Ellen Murphey said, “Thank you for staying your course of action. I suggest we’re not finished with the process. If SHARE / WHEEL was more transparent, perhaps they’d be better received.”

Cottage Lake area resident Diane M. Condon thanked the mayor and council for getting legal assistance for Woodinville citizens. She said that she was 70 years old, had leukemia and worked full time. She likened King County government and Ron Sims to inept, dysfunctional children. She said putting the homeless in tents and moving them around every three months and giving them their meals and furnishing Porta-Potties was inhumane.

Kathryn Frazier of NUCC said that when the time came for the inhabitants of tent city to be evicted from their current site, she hopes the council thinks about the 70 innocent people they are putting out on the street. Fifty-six people died on the street in 2005, she said.

“I do not want my friends of Tent City 4 being killed, harmed, without shelter …,” she said.


New ruling: TC can stay

The sixty-some homeless individuals who were ordered to leave their current campsite on Northshore United Church of Christ property in Woodinville by midnight June 17 haven’t left.

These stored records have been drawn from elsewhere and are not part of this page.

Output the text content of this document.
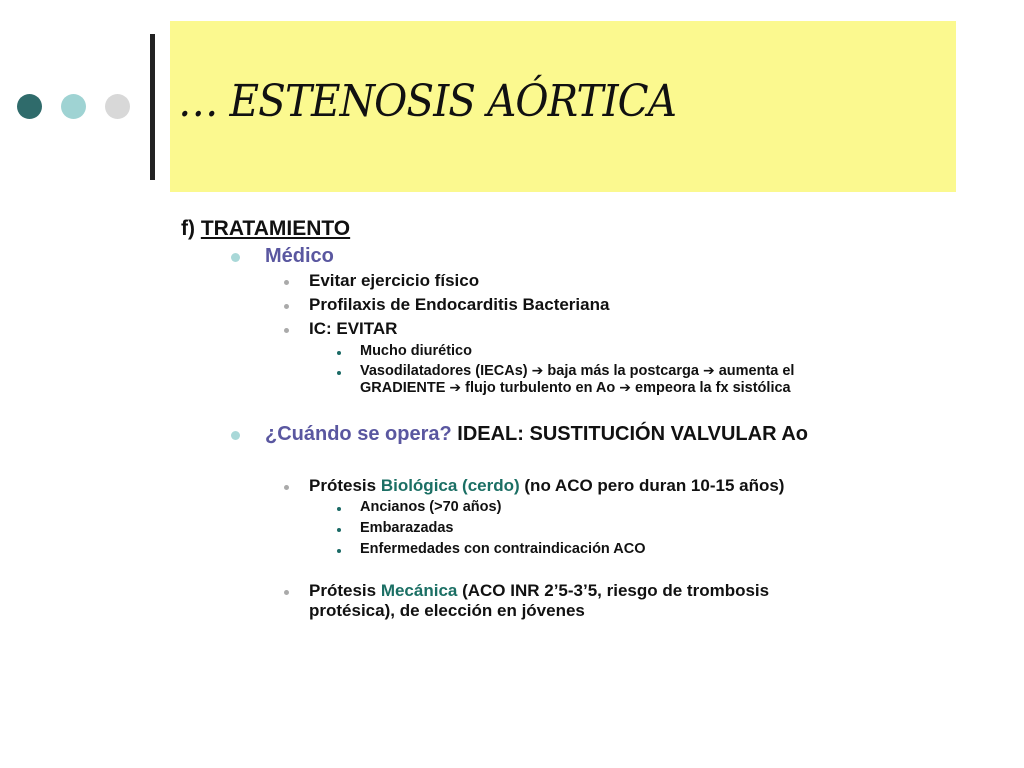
… ESTENOSIS AÓRTICA
f) TRATAMIENTO
Médico
Evitar ejercicio físico
Profilaxis de Endocarditis Bacteriana
IC: EVITAR
Mucho diurético
Vasodilatadores (IECAs) ➔ baja más la postcarga ➔ aumenta el
GRADIENTE ➔ flujo turbulento en Ao ➔ empeora la fx sistólica
¿Cuándo se opera? IDEAL: SUSTITUCIÓN VALVULAR Ao
Prótesis Biológica (cerdo) (no ACO pero duran 10-15 años)
Ancianos (>70 años)
Embarazadas
Enfermedades con contraindicación ACO
Prótesis Mecánica (ACO INR 2’5-3’5, riesgo de trombosis
protésica), de elección en jóvenes
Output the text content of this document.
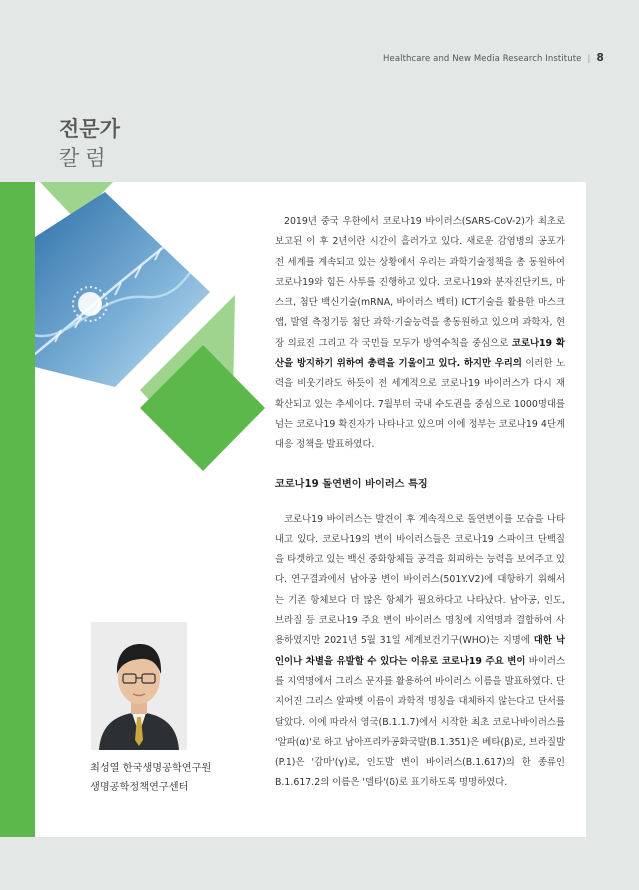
Healthcare and New Media Research Institute | 8
전문가
칼럼

2019년 중국 우한에서 코로나19 바이러스(SARS-CoV-2)가 최초로 보고된 이 후 2년이란 시간이 흘러가고 있다. 새로운 감염병의 공포가 전 세계를 계속되고 있는 상황에서 우리는 과학기술정책을 총 동원하여 코로나19와 힘든 사투를 진행하고 있다. 코로나19와 분자진단키트, 마스크, 첨단 백신기술(mRNA, 바이러스 벡터) ICT기술을 활용한 마스크앱, 발열 측정기등 첨단 과학·기술능력을 총동원하고 있으며 과학자, 현장 의료진 그리고 각 국민들 모두가 방역수칙을 중심으로 코로나19 확산을 방지하기 위하여 총력을 기울이고 있다. 하지만 우리의 이러한 노력을 비웃기라도 하듯이 전 세계적으로 코로나19 바이러스가 다시 재 확산되고 있는 추세이다. 7월부터 국내 수도권을 중심으로 1000명대를 넘는 코로나19 확진자가 나타나고 있으며 이에 정부는 코로나19 4단계 대응 정책을 발표하였다.

코로나19 돌연변이 바이러스 특징

코로나19 바이러스는 발견이 후 계속적으로 돌연변이를 모습을 나타내고 있다. 코로나19의 변이 바이러스들은 코로나19 스파이크 단백질을 타겟하고 있는 백신 중화항체들 공격을 회피하는 능력을 보여주고 있다. 연구결과에서 남아공 변이 바이러스(501Y.V2)에 대항하기 위해서는 기존 항체보다 더 많은 항체가 필요하다고 나타났다. 남아공, 인도, 브라질 등 코로나19 주요 변이 바이러스 명칭에 지역명과 결합하여 사용하였지만 2021년 5월 31일 세계보건기구(WHO)는 지명에 대한 낙인이나 차별을 유발할 수 있다는 이유로 코로나19 주요 변이 바이러스를 지역명에서 그리스 문자를 활용하여 바이러스 이름을 발표하였다. 단 지어진 그리스 알파벳 이름이 과학적 명칭을 대체하지 않는다고 단서를 달았다. 이에 따라서 영국(B.1.1.7)에서 시작한 최초 코로나바이러스를 '알파(α)'로 하고 남아프리카공화국발(B.1.351)은 베타(β)로, 브라질발(P.1)은 '감마'(γ)로, 인도발 변이 바이러스(B.1.617)의 한 종류인 B.1.617.2의 이름은 '델타'(δ)로 표기하도록 명명하였다.

최성열 한국생명공학연구원
생명공학정책연구센터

A week after the June 9 court-ordered eviction, state Court of Appeals Commissioner Mary Neel granted the transient homeless campers a reprieve in the form of an emergency stay. The stay suspends the order to vacate church grounds until an appeal to the June 9 superior court decision is ruled upon.

It is not known at the time of this writing whether the City of Woodinville will appeal Neel’s decision.